Andreas Spechtl – „Thinking About Tomorrow…“ (Rezension)

Cover des Albums Andreas Spechtl – „Thinking About Tomorrow, And How To Build It“ (Bureau B)

7,2

Fernab von all ihren verkopften Manifesten und ihren abstrakten Akronymen (wie „DMD KIU LIDT“) waren Ja, Panik vor alledem eins: Eine der letzten wütenden Rockbands des deutschsprachigen Raums – und dabei verlässlich sehr gut. Seit ihrem letzten Album, der überraschend zarten Utopie „Libertatia“, wandelt Frontmann Andreas Spechtl jedoch auf abschweifenden Solo-Pfaden: Sein erstes Werk „Sleep“ gestaltete sich als introspektive Zeitlupen-Dub-Platte, auf der Spechtl den eigenen Geist im Schlafwandel erkundete. Auf „Thinking About Tomorrow, And How To Build It“ richtet der österreichische Diskurs-Pop-Globetrotter den zusammengekniffenen Blick wieder nach vorne – und zwar mit elektronischer Zukunftsmusik.
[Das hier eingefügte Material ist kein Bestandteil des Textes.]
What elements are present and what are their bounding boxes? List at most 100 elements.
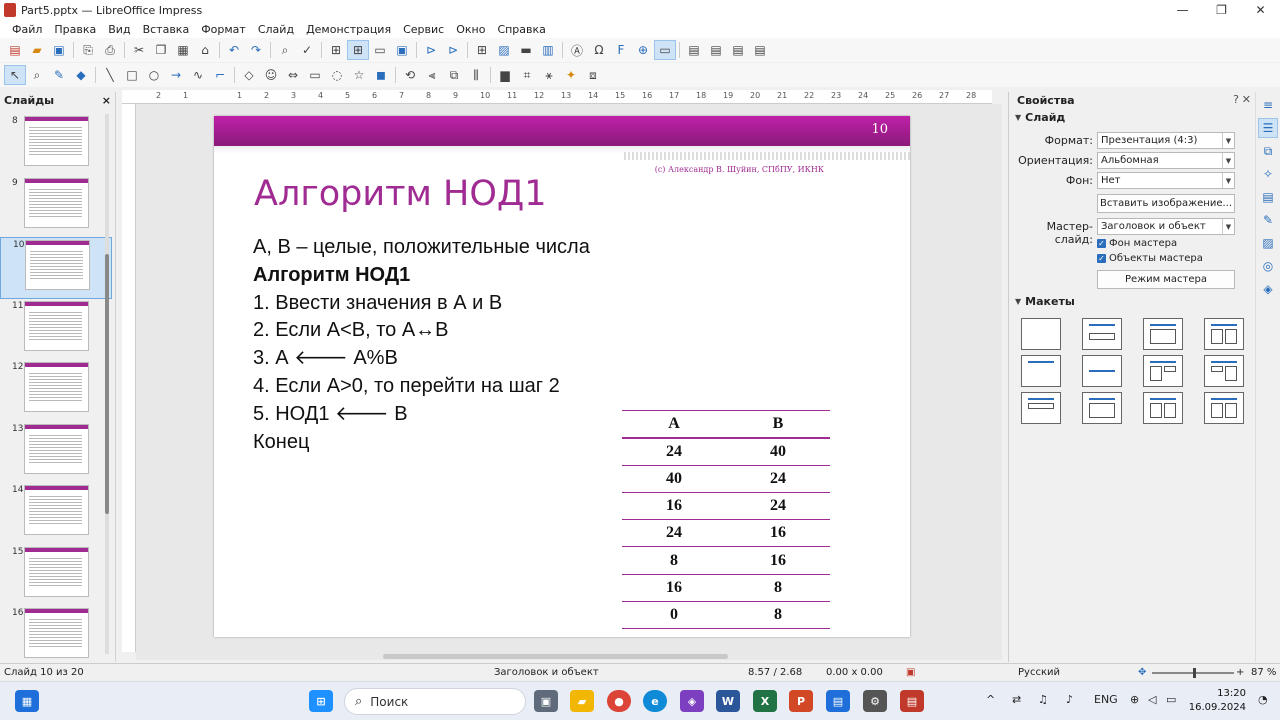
slide-thumbnail-14[interactable]: 14 <box>0 483 112 545</box>
undo-icon[interactable]: ↶ <box>223 40 245 60</box>
properties-icon[interactable]: ☰ <box>1258 118 1278 138</box>
menu-window[interactable]: Окно <box>450 23 491 36</box>
spelling-icon[interactable]: ✓ <box>296 40 318 60</box>
menu-file[interactable]: Файл <box>6 23 48 36</box>
basic-shapes-icon[interactable]: ◇ <box>238 65 260 85</box>
battery-icon[interactable]: ▭ <box>1166 693 1176 706</box>
table-icon[interactable]: ⊞ <box>471 40 493 60</box>
trace-table[interactable]: A B 24 40 40 24 16 24 24 16 8 16 16 8 0 … <box>622 409 830 630</box>
paste-icon[interactable]: ▦ <box>172 40 194 60</box>
toggle-extrusion-icon[interactable]: ⧈ <box>582 65 604 85</box>
scrollbar-thumb[interactable] <box>105 254 109 514</box>
slide-thumbnail-12[interactable]: 12 <box>0 360 112 422</box>
globe-icon[interactable]: ⊕ <box>1130 693 1139 706</box>
navigator-icon[interactable]: ◎ <box>1258 256 1278 276</box>
file-explorer-icon[interactable]: ▰ <box>570 690 594 712</box>
notifications-icon[interactable]: ◔ <box>1258 693 1268 706</box>
widgets-icon[interactable]: ▦ <box>15 690 39 712</box>
chrome-icon[interactable]: ● <box>607 690 631 712</box>
comment-icon[interactable]: ▭ <box>654 40 676 60</box>
slide-thumbnail-10[interactable]: 10 <box>0 237 112 299</box>
new-document-icon[interactable]: ▤ <box>4 40 26 60</box>
distribute-icon[interactable]: ⫼ <box>465 65 487 85</box>
layout-title-only[interactable] <box>1021 355 1061 387</box>
curve-icon[interactable]: ∿ <box>187 65 209 85</box>
flowchart-icon[interactable]: ▭ <box>304 65 326 85</box>
layout-title-two-content[interactable] <box>1204 318 1244 350</box>
slide-thumbnail-15[interactable]: 15 <box>0 545 112 607</box>
points-icon[interactable]: ✦ <box>560 65 582 85</box>
zoom-slider-handle[interactable] <box>1193 668 1196 678</box>
ellipse-icon[interactable]: ○ <box>143 65 165 85</box>
rectangle-icon[interactable]: □ <box>121 65 143 85</box>
maximize-button[interactable]: ❐ <box>1202 0 1241 20</box>
layout-title-content-2-content[interactable] <box>1204 355 1244 387</box>
visual-studio-icon[interactable]: ◈ <box>680 690 704 712</box>
master-mode-button[interactable]: Режим мастера <box>1097 270 1235 289</box>
styles-icon[interactable]: ✎ <box>1258 210 1278 230</box>
new-slide-icon[interactable]: ▤ <box>683 40 705 60</box>
symbol-shapes-icon[interactable]: ☺ <box>260 65 282 85</box>
layout-title-2-content-top[interactable] <box>1021 392 1061 424</box>
menu-help[interactable]: Справка <box>491 23 551 36</box>
orientation-select[interactable]: Альбомная ▼ <box>1097 152 1235 169</box>
horizontal-scrollbar[interactable] <box>383 654 728 659</box>
shapes-icon[interactable]: ◈ <box>1258 279 1278 299</box>
line-color-icon[interactable]: ✎ <box>48 65 70 85</box>
fontwork-icon[interactable]: F <box>610 40 632 60</box>
start-first-slide-icon[interactable]: ⊳ <box>420 40 442 60</box>
layout-title-slide[interactable] <box>1082 318 1122 350</box>
display-views-icon[interactable]: ▭ <box>369 40 391 60</box>
master-slide-icon[interactable]: ▣ <box>391 40 413 60</box>
minimize-button[interactable]: — <box>1163 0 1202 20</box>
arrange-icon[interactable]: ⧉ <box>443 65 465 85</box>
notepad-icon[interactable]: ▤ <box>826 690 850 712</box>
insert-image-button[interactable]: Вставить изображение... <box>1097 194 1235 213</box>
zoom-level[interactable]: 87 % <box>1251 667 1276 678</box>
layout-title-6-content[interactable] <box>1204 392 1244 424</box>
close-sidebar-icon[interactable]: ✕ <box>1242 93 1251 106</box>
master-slide-select[interactable]: Заголовок и объект ▼ <box>1097 218 1235 235</box>
excel-icon[interactable]: X <box>753 690 777 712</box>
chart-icon[interactable]: ▥ <box>537 40 559 60</box>
slide-thumbnail-11[interactable]: 11 <box>0 299 112 361</box>
block-arrows-icon[interactable]: ⇔ <box>282 65 304 85</box>
menu-insert[interactable]: Вставка <box>137 23 196 36</box>
start-current-slide-icon[interactable]: ⊳ <box>442 40 464 60</box>
taskbar-search[interactable]: ⌕ Поиск <box>344 688 526 715</box>
grid-icon[interactable]: ⊞ <box>325 40 347 60</box>
find-replace-icon[interactable]: ⌕ <box>274 40 296 60</box>
layout-title-content-over[interactable] <box>1082 392 1122 424</box>
menu-icon[interactable]: ≡ <box>1258 95 1278 115</box>
special-character-icon[interactable]: Ω <box>588 40 610 60</box>
network-settings-icon[interactable]: ⇄ <box>1012 693 1021 706</box>
slide-workspace[interactable]: 10 (c) Александр В. Шуйин, СПбПУ, ИКНК А… <box>136 104 1002 660</box>
connector-icon[interactable]: ⌐ <box>209 65 231 85</box>
menu-slide[interactable]: Слайд <box>252 23 300 36</box>
3d-objects-icon[interactable]: ◼ <box>370 65 392 85</box>
align-icon[interactable]: ⫷ <box>421 65 443 85</box>
filter-icon[interactable]: ⚹ <box>538 65 560 85</box>
slide-thumbnail-9[interactable]: 9 <box>0 176 112 238</box>
language-status[interactable]: Русский <box>1018 667 1060 678</box>
shadow-icon[interactable]: ▆ <box>494 65 516 85</box>
layout-title-4-content[interactable] <box>1143 392 1183 424</box>
crop-icon[interactable]: ⌗ <box>516 65 538 85</box>
master-objects-checkbox[interactable]: ✓ Объекты мастера <box>1097 253 1203 264</box>
gallery-icon[interactable]: ▨ <box>1258 233 1278 253</box>
slide-canvas[interactable]: 10 (c) Александр В. Шуйин, СПбПУ, ИКНК А… <box>214 116 910 637</box>
copy-icon[interactable]: ❐ <box>150 40 172 60</box>
cut-icon[interactable]: ✂ <box>128 40 150 60</box>
layout-centered-text[interactable] <box>1082 355 1122 387</box>
fit-slide-icon[interactable]: ✥ <box>1138 667 1146 678</box>
master-slides-icon[interactable]: ▤ <box>1258 187 1278 207</box>
audio-device-icon[interactable]: ♫ <box>1038 693 1048 706</box>
zoom-icon[interactable]: ⌕ <box>26 65 48 85</box>
save-icon[interactable]: ▣ <box>48 40 70 60</box>
media-icon[interactable]: ▬ <box>515 40 537 60</box>
settings-icon[interactable]: ⚙ <box>863 690 887 712</box>
menu-view[interactable]: Вид <box>102 23 136 36</box>
taskbar-clock[interactable]: 13:20 16.09.2024 <box>1186 687 1246 715</box>
menu-tools[interactable]: Сервис <box>397 23 450 36</box>
slide-content-box[interactable]: A, B – целые, положительные числа Алгори… <box>253 234 590 456</box>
Eine der größten Unterschiede zwischen Spechtl als Bandleader und Spechtl als Solo-Künstler ist der Einsatz seiner Stimme: Während sie sich bei Ja, Panik regelmäßig hysterisch überschlug, tritt sie auf „Thinking About Tomorrow …“ verschleiert in den Hintergrund. Auf dem ersten Song „Future Memories“ ist sie purer Nebendarsteller, während flirrende Synthesizer und polyrhythmische Perkussionssamples im Vordergrund oszillieren. „The greater the distance the clearer the view“ singt er darüber und klingt selber als wäre er in weiter Ferne.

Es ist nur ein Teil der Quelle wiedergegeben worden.